Whether you’re saving your hard-earned dough for a future holiday, to protect your family’s future or even planning for your retirement, we all want our money to go further. Investing your money can seem overwhelming but the truth is, sometimes, making your money work for you doesn’t have to be so daunting.

You may have casually overheard about equities, or you may actually have started reading in hopes to delve deeper into the subject of equity investing. Buying and selling equities is not as complicated as it appears – with a few simple tips and jargon busting you can be on your way to making your first equity investment and more!

What are equities?

An equity is part owner of a company; the more equity you have, the greater your ownership you have in the business. Owning equities gives you access to the company’s profits and assets.  When you own equity in a company, you are known as a shareholder in that company.  The terms stocks, shares and equities all mean the same thing – the word used varies depending on geographic location.

How does it work?

When you buy an equity you will receive an equity certificate – this is a simple piece of paper that shows you own a part of the company. It legally and officially indicates that you have agreed to buy a share of a company, at a specified price and amount.  These equity holdings will be stored within an electronic system for your convenience and security. You are able to buy and sell the equities easily and quickly through your computer or over the phone.

Why do people invest in equities?

People invest in equities to share the company profits. Often, this leads to positive returns on money invested. Equities are alternatives to saving your money in a savings account and they provide higher returns historically. As equities have the potential to provide higher returns than other investments, investors tend to favour them as an investment tool.
Shareholders make a profit when the value of their equity appreciates, selling it a higher price than at which they bought. Certain equities pay dividends to shareholders – giving out a share of profits through the year, instead of putting those profits back into the company.

How can it benefit you?

Equities can give you a good return on your money. Another plus point is that shareholders get voting rights in the company – which means you get a say in some important decisions for that business. At annual shareholder meetings, you can vote on key matters – such as selecting a board of directors.

Or you might use your vote to steer the business in a certain ethical or environmentally friendly direction. Another benefit is that you have “limited liability” – you can invest knowing you will not lose any more money than you put in. Even if that company goes under, no one will come after your money or your home. This is a great benefit. You get to own part of a business but debt collectors can never touch your personal property.

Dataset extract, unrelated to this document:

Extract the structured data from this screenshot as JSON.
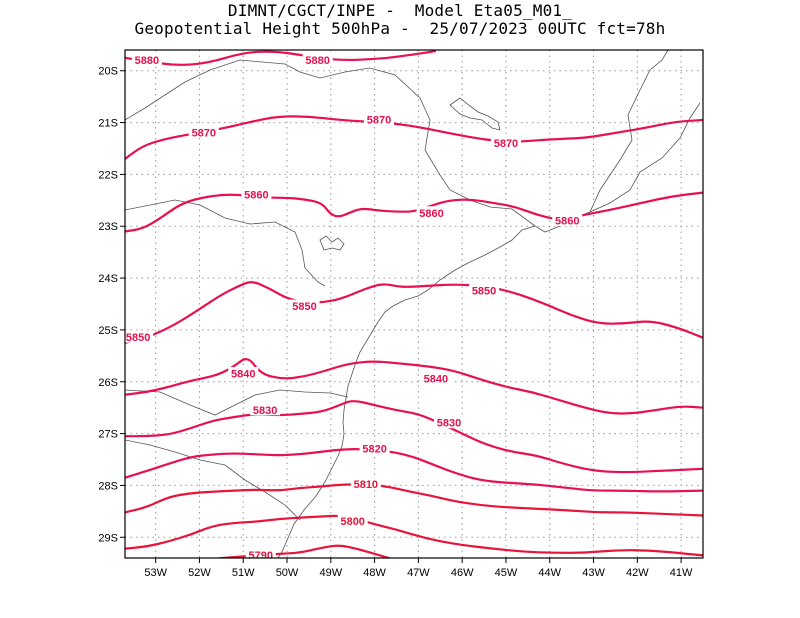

What are the common risks?

Remember that equity prices go two ways – they can go up and also go down.

Equities don’t always give a positive return.  If the company goes out of business you could lose all the money you put in.  Because of this risk investors are rewarded with a higher rate of return compared to other types of investment.  You should also keep in mind that if the company does go, bankrupt shareholders, are low down in the queue when it comes to getting their money back.

Things to look out for before investing in equities?

Equities can be a great investment if you understand the risks. Don’t put money into equities without thinking through when you might need that money again as equity investments need some time to generate a good return for you. Also, remember that you will have to pay tax on the returns you make on equities.

Equity investing can give you a good return on your money over the long term. It really isn’t very complicated or tricky. After going through these few simple points you are ready to go!